Même ses adversaires politiques, lorsqu’ils ne sont pas de mauvaise foi, le reconnaissent : Hugo Chávez est un grand communicateur. S’il irrite, ce n’est pas parce qu’il est mauvais, mais parce qu’il est trop bon! Ses ennemis ont peine à le concurrencer sur ce terrain-là, et cela les met en rogne. Car en politique, être un bon communicateur fait gagner des votes, des centaines de milliers de votes.
La carrière de communicateur d’Hugo Chávez a débuté publiquement au matin d’un certain 4 février 1992, dans une circonstance très spéciale.
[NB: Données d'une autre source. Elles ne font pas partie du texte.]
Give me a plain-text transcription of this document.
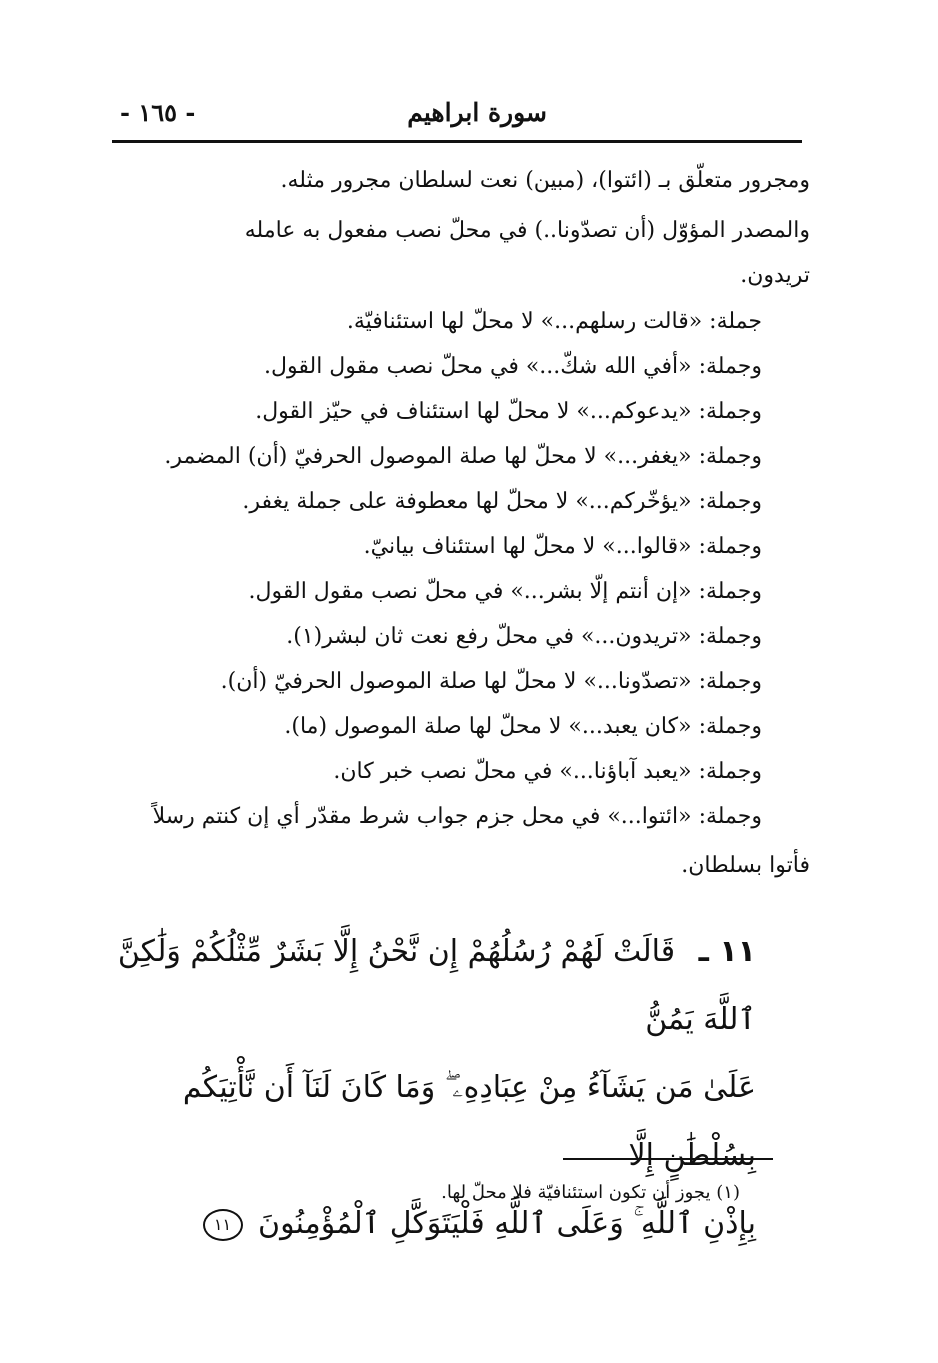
سورة ابراهيم
- ١٦٥ -

ومجرور متعلّق بـ (ائتوا)، (مبين) نعت لسلطان مجرور مثله.

والمصدر المؤوّل (أن تصدّونا..) في محلّ نصب مفعول به عامله

تريدون.

جملة: «قالت رسلهم...» لا محلّ لها استئنافيّة.
وجملة: «أفي الله شكّ...» في محلّ نصب مقول القول.
وجملة: «يدعوكم...» لا محلّ لها استئناف في حيّز القول.
وجملة: «يغفر...» لا محلّ لها صلة الموصول الحرفيّ (أن) المضمر.
وجملة: «يؤخّركم...» لا محلّ لها معطوفة على جملة يغفر.
وجملة: «قالوا...» لا محلّ لها استئناف بيانيّ.
وجملة: «إن أنتم إلّا بشر...» في محلّ نصب مقول القول.
وجملة: «تريدون...» في محلّ رفع نعت ثان لبشر(١).
وجملة: «تصدّونا...» لا محلّ لها صلة الموصول الحرفيّ (أن).
وجملة: «كان يعبد...» لا محلّ لها صلة الموصول (ما).
وجملة: «يعبد آباؤنا...» في محلّ نصب خبر كان.
وجملة: «ائتوا...» في محل جزم جواب شرط مقدّر أي إن كنتم رسلاً
فأتوا بسلطان.
١١ ـ قَالَتْ لَهُمْ رُسُلُهُمْ إِن نَّحْنُ إِلَّا بَشَرٌ مِّثْلُكُمْ وَلَٰكِنَّ ٱللَّهَ يَمُنُّ
عَلَىٰ مَن يَشَآءُ مِنْ عِبَادِهِۦ ۖ وَمَا كَانَ لَنَآ أَن نَّأْتِيَكُم بِسُلْطَٰنٍ إِلَّا
بِإِذْنِ ٱللَّهِ ۚ وَعَلَى ٱللَّهِ فَلْيَتَوَكَّلِ ٱلْمُؤْمِنُونَ ١١
(١) يجوز أن تكون استئنافيّة فلا محلّ لها.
Face à l’échec du coup d’État qu’il dirigeait, Hugo Chávez demande à ses compagnons d’armes de se rendre. Il le fait avec un aplomb et une confiance en soi remarquable, assumant personnellement la responsabilité entière de ce qui s’est produit. En moins d’une minute, il fait devant les caméras du pays une prestation mémorable. Beaucoup retiendront de ces quelques paroles deux petits mots : por ahora (pour le moment), par lesquels il laissait entendre qu’il avait certes perdu une bataille, mais pas la guerre. Bref, grâce à ce don presqu’inné pour la communication, le vaincu du jour se transforme pratiquement en vainqueur.
Producteur et animateur
Arrivé au pouvoir, Hugo Chávez a tout loisir de mettre à profit ses qualités de communicateur. Il ne s’en prive pas, utilisant tous les moyens à sa portée. Pour la télévision, le média le plus populaire, il crée sa propre émission hebdomadaire, Aló Presidente, dont il est à la fois le producteur et l’animateur. Chaque dimanche, en direct depuis un lieu différent du pays (et parfois de l’étranger), il tient le micro et l’écran pendant plusieurs heures pour traiter des sujets les plus divers. À la radio, les nombreuses cadenas (diffusion en chaîne obligatoire pour toutes les radios du pays) viennent régulièrement perturber les programmations normales. Dans la presse écrite, il tient une espèce de blogue, Las Líneas de Chávez, publié dans plus d’une vingtaine de publications nationales et régionales et repris sur Internet.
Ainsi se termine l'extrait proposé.